Now and then: The residence at 515 Carpenter Ave. is featured in a photo from 1903 by Oak Park photographer and historian Philander Barclay. The building, though slightly modified, still stands there today. | Photos provided by the Illinois Digital Archive and Google Maps.

Madison Street was unrecognizable more than a century ago when local photographer and historian Philander Barclay snapped a picture of the lonely roadway that was largely surrounded by empty fields.

The photo features the long-forgotten electric trolley – taken down in the 1960s – that carried passengers from the western suburbs to downtown Chicago and a handful of barely visible residences in the distance.

What does stand out is a two-story house at 515 Carpenter Ave., which some might be surprised to learn stands there to this day – now just south of Town & Country Import Cars Inc., at 845 Madison St.

The Historical Society of Oak Park-River Forest notes that Barclay, the son of a Marion Street drugstore owner, started taking photographs of the Oak Park area just a year before the Madison Street photo was taken.

By the time of Barclay’s death on July 7, 1940, his photo collection — some of which were not taken by Barclay but collected by the Oak Park bicycle repairman – had grown to more than 1,000.

Barclay’s photo of Madison was made public in digital form earlier this year through the Illinois Digital Archive, which includes nearly 350 digital images of papers, photographs and other material related to Oak Park’s most famous native son, Ernest Hemingway.

Now the Oak Park Public Library, which received an $86,900 grant from Secretary of State and State Librarian Jesse White to create the digital archive, says it’s expanding through a second — albeit smaller — grant from the state.

The $2,900 grant will allow the library “to make available for the first time inventories of select collections and expand access to digital objects that give insight into Oak Park’s history from as early as the Civil War,” said OPPL spokeswoman Kristen Romanowski.

In an email, she noted that possible items for the expanded archive include: glass-plate negatives taken by Barclay around the turn of the century; war sketches and photographs of Oak Parkers who served in the Civil War, including Hemingway’s grandfathers; and photographs of architectural work by Frank Lloyd Wright, from OPPL’s Gilman Lane Photograph Collection.

The library notes on its website that the $2,900 matching grant comes from the Illinois State Historical Records Advisory Board.

“We are using our matching funds to create easily searchable inventories as well as to make digital items available online,” posted OPPL archivist Emily Reiher on the library’s website.

Items from OPPL’s Special Collections that will be included in the digital archive come from: the Local Authors Correspondence Collection; the Philander Barclay Photograph Collection; the Grand Army of the Republic volumes; and the Gilman Lane Photograph Collection.

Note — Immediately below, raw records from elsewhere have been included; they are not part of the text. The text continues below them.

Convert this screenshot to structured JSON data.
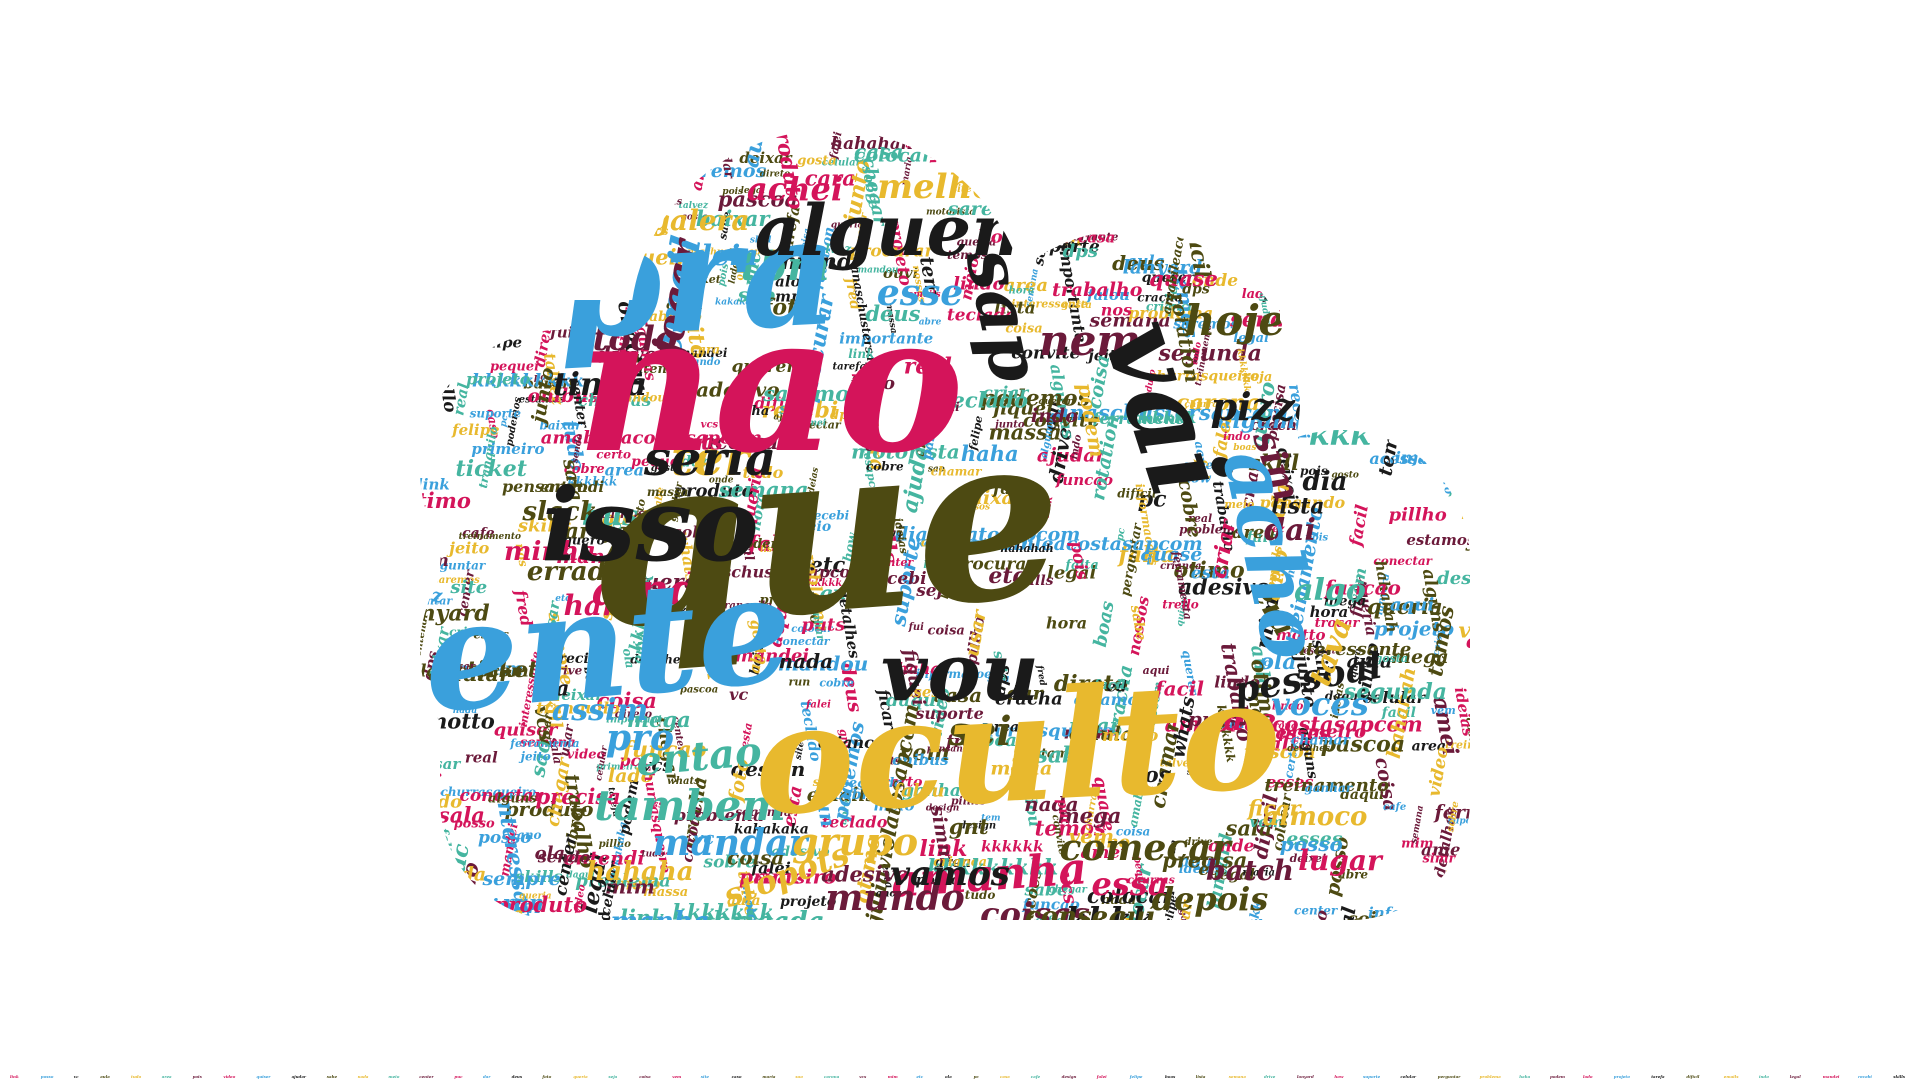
{
  "palette": {
    "pink": "#d4145a",
    "blue": "#3aa0dc",
    "black": "#1a1a1a",
    "olive": "#4d4a12",
    "gold": "#e8b92e",
    "teal": "#45b5a0",
    "maroon": "#6b1a3a"
  },
  "big_words": [
    "nao",
    "que",
    "pra",
    "gente",
    "oculto",
    "isso",
    "vai",
    "alguem",
    "acho",
    "vou",
    "sap"
  ],
  "medium_words": [
    "email",
    "ter",
    "ainda",
    "hoje",
    "nem",
    "pizza",
    "tbm",
    "esse",
    "melhor",
    "achei",
    "sei",
    "sim",
    "pessoal",
    "tambem",
    "mandar",
    "grupo",
    "amanha",
    "comecar",
    "mundo",
    "vamos",
    "entao",
    "pro",
    "stopots",
    "essa",
    "depois",
    "coisas",
    "kkkk",
    "algo",
    "voces",
    "tava",
    "ate",
    "era",
    "todo",
    "tinha",
    "bus",
    "ideia",
    "galera",
    "minha",
    "slack",
    "dai",
    "dia",
    "kkk",
    "assim",
    "almoco",
    "lugar",
    "conseguí",
    "batch",
    "falar",
    "obrigada",
    "manha",
    "hahaha",
    "hard",
    "errado",
    "jogar",
    "seria"
  ],
  "small_words": [
    "link",
    "posso",
    "vc",
    "aula",
    "tudo",
    "area",
    "pois",
    "video",
    "quiser",
    "ajudar",
    "sabe",
    "nada",
    "meio",
    "center",
    "puc",
    "dar",
    "deus",
    "foto",
    "queria",
    "seja",
    "coisa",
    "vem",
    "site",
    "caso",
    "maria",
    "sao",
    "carona",
    "vcs",
    "mim",
    "etc",
    "ola",
    "pc",
    "casa",
    "cafe",
    "design",
    "falei",
    "felipe",
    "boas",
    "lista",
    "semana",
    "drive",
    "lanyard",
    "how",
    "suporte",
    "celular",
    "perguntar",
    "problema",
    "haha",
    "podem",
    "lado",
    "projeto",
    "tarefa",
    "difícil",
    "emails",
    "indo",
    "legal",
    "mandei",
    "recebi",
    "skills",
    "whats",
    "motorista",
    "entendi",
    "colocar",
    "ferramenta",
    "trello",
    "talvez",
    "onibus",
    "sobre",
    "podemos",
    "estamos",
    "pensando",
    "teclado",
    "funcao",
    "chamar",
    "importante",
    "tranquilo",
    "deixar",
    "assar",
    "simm",
    "acessar",
    "hora",
    "gnt",
    "nos",
    "jeito",
    "abre",
    "quero",
    "gosto",
    "direto",
    "cracha",
    "pillho",
    "fred",
    "temos",
    "precisa",
    "trocar",
    "treinamento",
    "mandou",
    "primeiro",
    "motto",
    "rotation",
    "fiquei",
    "interessante",
    "algumas",
    "informacoes",
    "conectar",
    "sempre",
    "convite",
    "facil",
    "gosta",
    "ficar",
    "pequei",
    "produto",
    "sala",
    "chegar",
    "baixar",
    "puts",
    "certo",
    "massa",
    "alguns",
    "mega",
    "esta",
    "falta",
    "segunda",
    "churras",
    "procurar",
    "sendo",
    "nossos",
    "deixei",
    "crianca",
    "cobre",
    "ouvi",
    "amei",
    "criar",
    "real",
    "querer",
    "saremos",
    "dps",
    "ticket",
    "fui",
    "run",
    "skill",
    "ideias",
    "ano",
    "falou",
    "adesivo",
    "lindo",
    "quase",
    "pascoa",
    "detalhes",
    "daqui",
    "trabalho",
    "usar",
    "ganhar",
    "coisa",
    "otimo",
    "vez",
    "onde",
    "tem",
    "cara",
    "aqui",
    "sobre",
    "junto",
    "juliaviolatosapcom",
    "anaschustersapcom",
    "amabileacostasapcom",
    "kkkkkkk",
    "kkkkkk",
    "hahahah",
    "kkkkkkkkk",
    "churrasqueiro",
    "kakakaka",
    "esses"
  ]
}
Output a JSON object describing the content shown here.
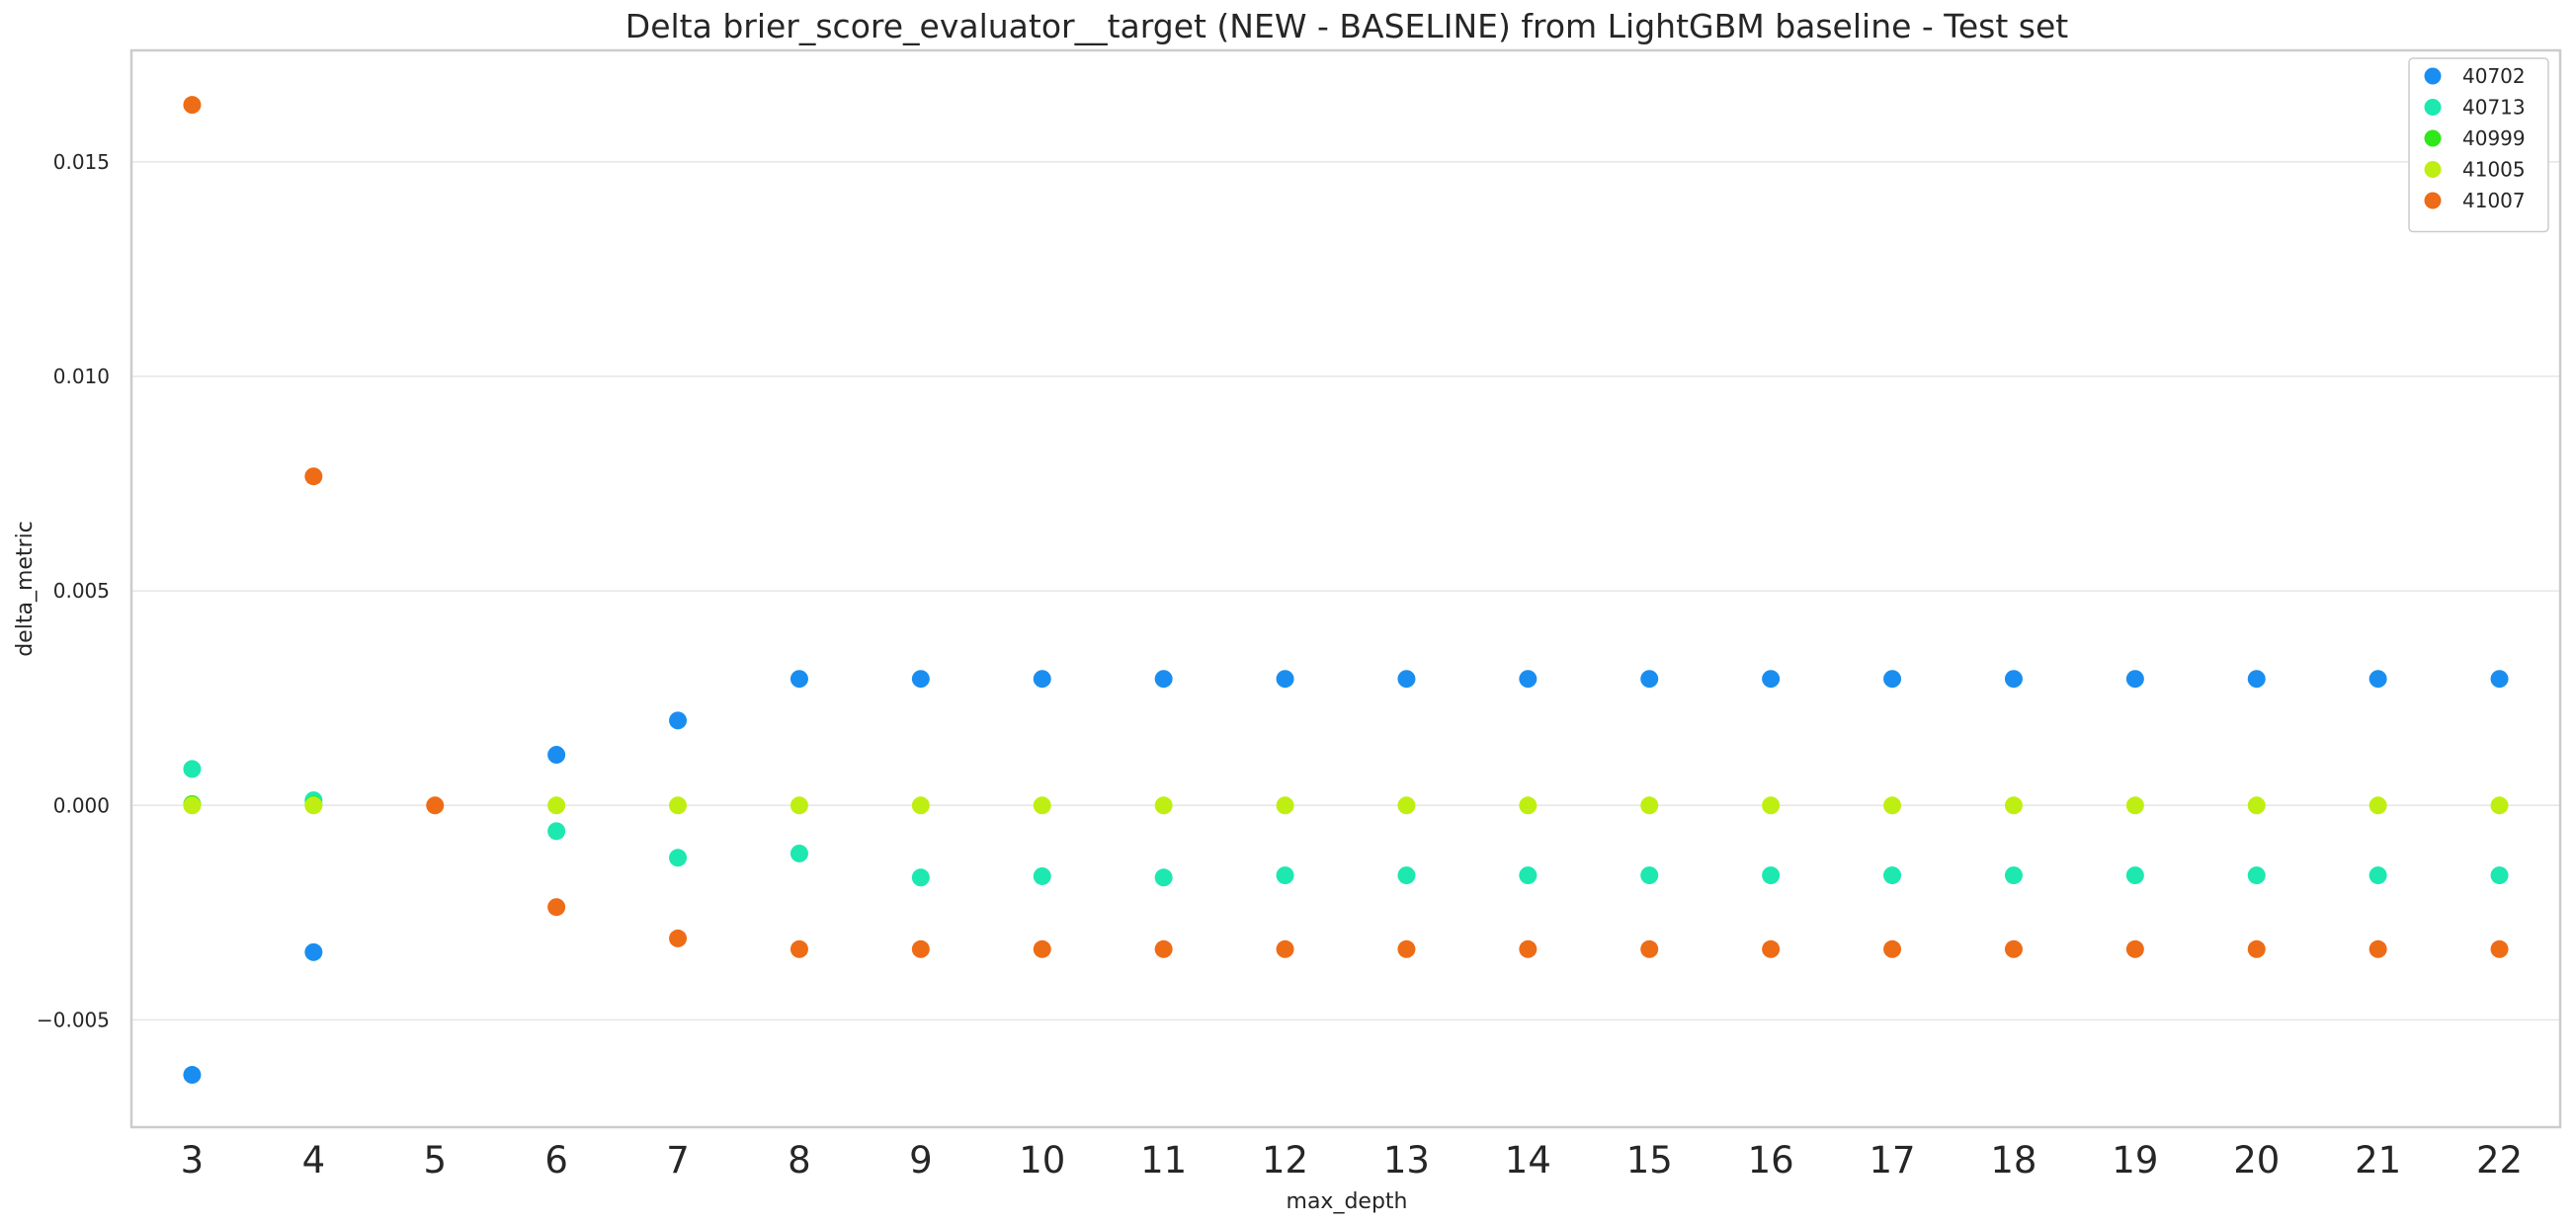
{
  "chart_data": {
    "type": "scatter",
    "title": "Delta brier_score_evaluator__target (NEW - BASELINE) from LightGBM baseline - Test set",
    "xlabel": "max_depth",
    "ylabel": "delta_metric",
    "categories": [
      "3",
      "4",
      "5",
      "6",
      "7",
      "8",
      "9",
      "10",
      "11",
      "12",
      "13",
      "14",
      "15",
      "16",
      "17",
      "18",
      "19",
      "20",
      "21",
      "22"
    ],
    "ylim": [
      -0.0075,
      0.0176
    ],
    "yticks": [
      {
        "value": -0.005,
        "label": "−0.005"
      },
      {
        "value": 0.0,
        "label": "0.000"
      },
      {
        "value": 0.005,
        "label": "0.005"
      },
      {
        "value": 0.01,
        "label": "0.010"
      },
      {
        "value": 0.015,
        "label": "0.015"
      }
    ],
    "grid": "horizontal",
    "legend_position": "top-right",
    "series": [
      {
        "name": "40702",
        "color": "#1a8ef0",
        "values": [
          -0.00628,
          -0.00342,
          null,
          0.00118,
          0.00198,
          0.00295,
          0.00295,
          0.00295,
          0.00295,
          0.00295,
          0.00295,
          0.00295,
          0.00295,
          0.00295,
          0.00295,
          0.00295,
          0.00295,
          0.00295,
          0.00295,
          0.00295
        ]
      },
      {
        "name": "40713",
        "color": "#1de8b0",
        "values": [
          0.00085,
          0.00012,
          null,
          -0.0006,
          -0.00122,
          -0.00112,
          -0.00168,
          -0.00165,
          -0.00168,
          -0.00163,
          -0.00163,
          -0.00163,
          -0.00163,
          -0.00163,
          -0.00163,
          -0.00163,
          -0.00163,
          -0.00163,
          -0.00163,
          -0.00163
        ]
      },
      {
        "name": "40999",
        "color": "#2ee81a",
        "values": [
          3e-05,
          2e-05,
          null,
          null,
          null,
          null,
          null,
          null,
          null,
          null,
          null,
          null,
          null,
          null,
          null,
          null,
          null,
          null,
          null,
          null
        ]
      },
      {
        "name": "41005",
        "color": "#bfef12",
        "values": [
          0.0,
          0.0,
          null,
          0.0,
          0.0,
          0.0,
          0.0,
          0.0,
          0.0,
          0.0,
          0.0,
          0.0,
          0.0,
          0.0,
          0.0,
          0.0,
          0.0,
          0.0,
          0.0,
          0.0
        ]
      },
      {
        "name": "41007",
        "color": "#ee6c16",
        "values": [
          0.01633,
          0.00767,
          0.0,
          -0.00237,
          -0.0031,
          -0.00335,
          -0.00335,
          -0.00335,
          -0.00335,
          -0.00335,
          -0.00335,
          -0.00335,
          -0.00335,
          -0.00335,
          -0.00335,
          -0.00335,
          -0.00335,
          -0.00335,
          -0.00335,
          -0.00335
        ]
      }
    ]
  }
}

Items from the Frank Laurence Collection, which is part of the Ernest Hemingway Foundation of Oak Park Collection and is housed at OPPL, also will be included in the expanded digital archive.

“In a matter of weeks, we’ve already had two major researchers make requests to use materials displayed in the Illinois Digital Archives for book-length publications,” Reiher said on OPPL’s website. “We’re thrilled about the depth and reach of that exposure and want to continue to reach new audiences.”